I lived with a host mother and another American student.  My host mother, while very nice, was a retired widow with a lot of time on her hands.  She spoke literally three words of English (hello, come, and bye-bye), which was difficult.  But even when my Hungarian improved and/or her (adult) daughters were around to translate, we were separated by vastly different worldviews.  She would make comments along the lines of, "you can never be a good mother and work."  But while such statements were jarring, it was the little, implicit things that bothered me most.  The clear emphasis on domesticity was jarring--the hand wringing over the things I did badly (cooking) and the approval for the things I did well (crochet) were equally grating--as was the expectation that the women in the family must and should be caretakers of the men and children, demonstrated each week at Sunday's family dinner.

I'm sure some of it was just garden variety culture shock, which all American students abroad experienced to one degree or another.  But it was more than that, too.  Because it helped me understand, in some small way, what exactly that first wave of feminists was fighting for, back in the 1960s and 70s.  It helped me see the expectations that they were fighting against--expectations that had never before been real to me, because they had never directly intersected with my life.  It gave me a new context for the current debates.  And most of all, it showed me why the past decades' progress needs to be protected, because it gave me a sense of what I (and my generation of women) have to lose.
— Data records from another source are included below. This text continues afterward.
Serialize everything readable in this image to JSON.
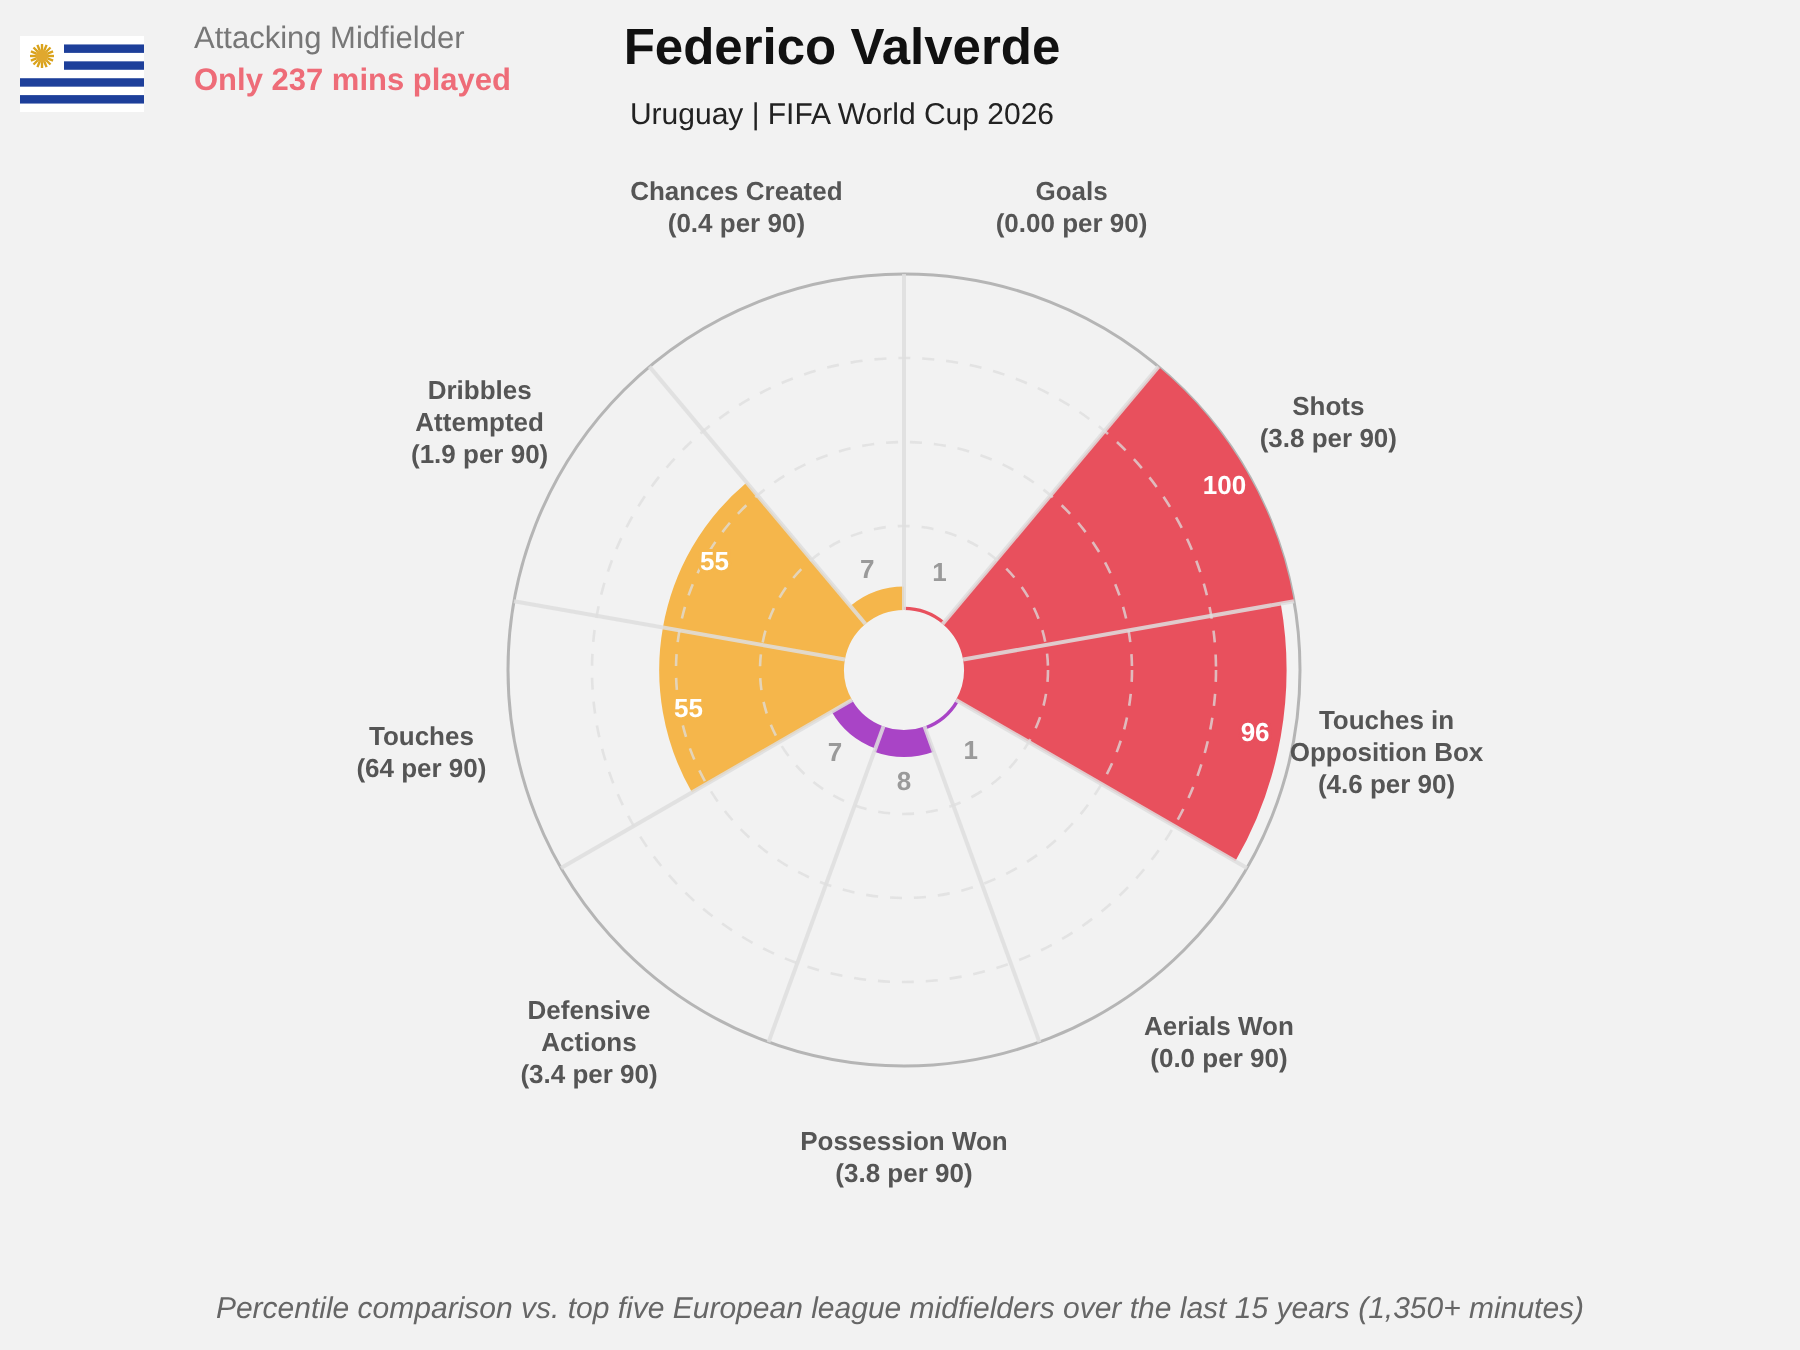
{
  "chart_data": {
    "type": "other",
    "title": "Federico Valverde",
    "subtitle": "Uruguay | FIFA World Cup 2026",
    "categories": [
      "Goals\n(0.00 per 90)",
      "Shots\n(3.8 per 90)",
      "Touches in\nOpposition Box\n(4.6 per 90)",
      "Aerials Won\n(0.0 per 90)",
      "Possession Won\n(3.8 per 90)",
      "Defensive\nActions\n(3.4 per 90)",
      "Touches\n(64 per 90)",
      "Dribbles\nAttempted\n(1.9 per 90)",
      "Chances Created\n(0.4 per 90)"
    ],
    "values": [
      1,
      100,
      96,
      1,
      8,
      7,
      55,
      55,
      7
    ],
    "colors": [
      "#e8505d",
      "#e8505d",
      "#e8505d",
      "#a944c6",
      "#a944c6",
      "#a944c6",
      "#f5b64b",
      "#f5b64b",
      "#f5b64b"
    ],
    "data_labels": true,
    "annotations": [
      "Attacking Midfielder",
      "Only 237 mins played",
      "Percentile comparison vs. top five European league midfielders over the last 15 years (1,350+ minutes)"
    ]
  }
}
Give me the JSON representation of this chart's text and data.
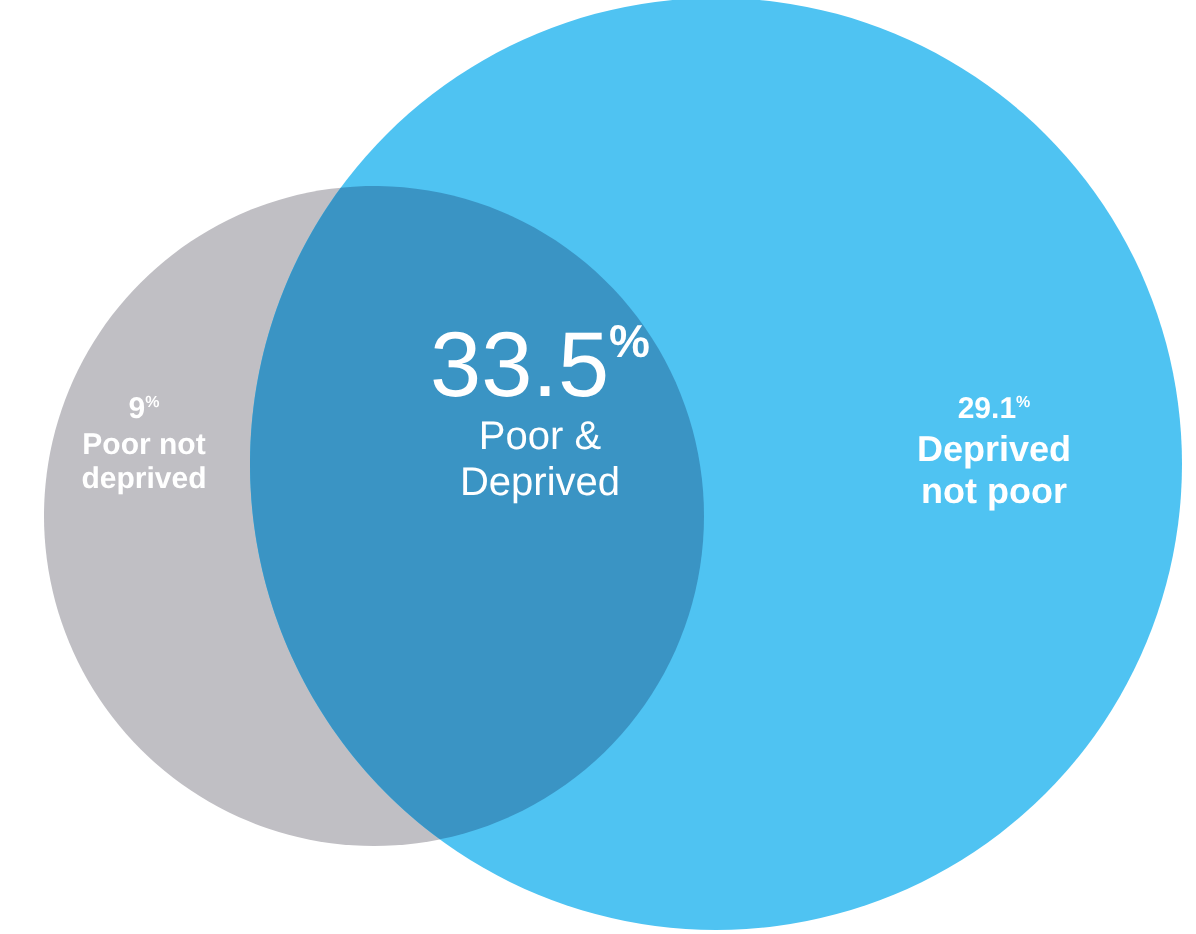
{
  "chart_data": {
    "type": "other",
    "categories": [
      "Poor not deprived",
      "Poor & Deprived",
      "Deprived not poor"
    ],
    "values": [
      9,
      33.5,
      29.1
    ],
    "value_labels": [
      "9$^{%}$",
      "33.5$^{%}$",
      "29.1$^{%}$"
    ],
    "colors": [
      "#c0bfc4",
      "#3a94c4",
      "#4fc3f2"
    ]
  }
}
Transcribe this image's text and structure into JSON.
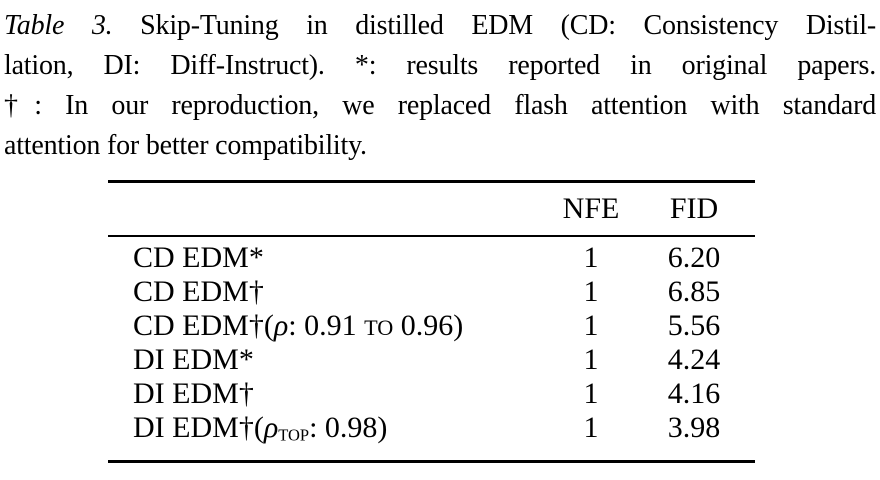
{
  "caption": {
    "label": "Table 3.",
    "line1_rest": "Skip-Tuning in distilled EDM (CD: Consistency Distil-",
    "line2": "lation, DI: Diff-Instruct). *: results reported in original papers.",
    "line3": "†: In our reproduction, we replaced flash attention with standard",
    "line4": "attention for better compatibility."
  },
  "table": {
    "columns": [
      "NFE",
      "FID"
    ],
    "rows": [
      {
        "label_parts": [
          {
            "t": "CD EDM*",
            "s": "plain"
          }
        ],
        "nfe": "1",
        "fid": "6.20"
      },
      {
        "label_parts": [
          {
            "t": "CD EDM†",
            "s": "plain"
          }
        ],
        "nfe": "1",
        "fid": "6.85"
      },
      {
        "label_parts": [
          {
            "t": "CD EDM†(",
            "s": "plain"
          },
          {
            "t": "ρ",
            "s": "italic"
          },
          {
            "t": ": 0.91 ",
            "s": "plain"
          },
          {
            "t": "TO",
            "s": "smallcaps"
          },
          {
            "t": " 0.96)",
            "s": "plain"
          }
        ],
        "nfe": "1",
        "fid": "5.56"
      },
      {
        "label_parts": [
          {
            "t": "DI EDM*",
            "s": "plain"
          }
        ],
        "nfe": "1",
        "fid": "4.24"
      },
      {
        "label_parts": [
          {
            "t": "DI EDM†",
            "s": "plain"
          }
        ],
        "nfe": "1",
        "fid": "4.16"
      },
      {
        "label_parts": [
          {
            "t": "DI EDM†(",
            "s": "plain"
          },
          {
            "t": "ρ",
            "s": "italic"
          },
          {
            "t": "TOP",
            "s": "subsc"
          },
          {
            "t": ": 0.98)",
            "s": "plain"
          }
        ],
        "nfe": "1",
        "fid": "3.98"
      }
    ]
  },
  "colors": {
    "text": "#000000",
    "background": "#ffffff",
    "rule": "#000000"
  }
}
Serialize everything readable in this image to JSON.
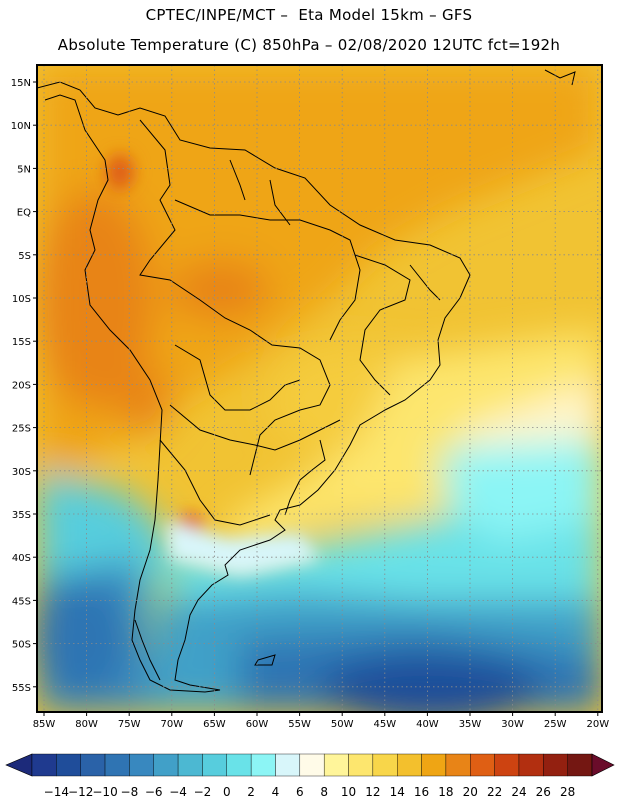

When I got back to the U.S., I found myself more sensitive to sexism here.  Feminism had become a conscious activity.  It was real in my everyday life, and has remained so.

Which is not to say that I am fully developed as a feminist, in any sense.  I'm not, and I never will be.  I've continued growing as a feminist since returning from Hungary.  Perhaps hardest has been recognizing the sexism implicit in my own expectations, both of myself and of others.  Like most things, feminism makes us grapple with ourselves as well as with the world outside.  But that's okay, because it's a journey I want to take.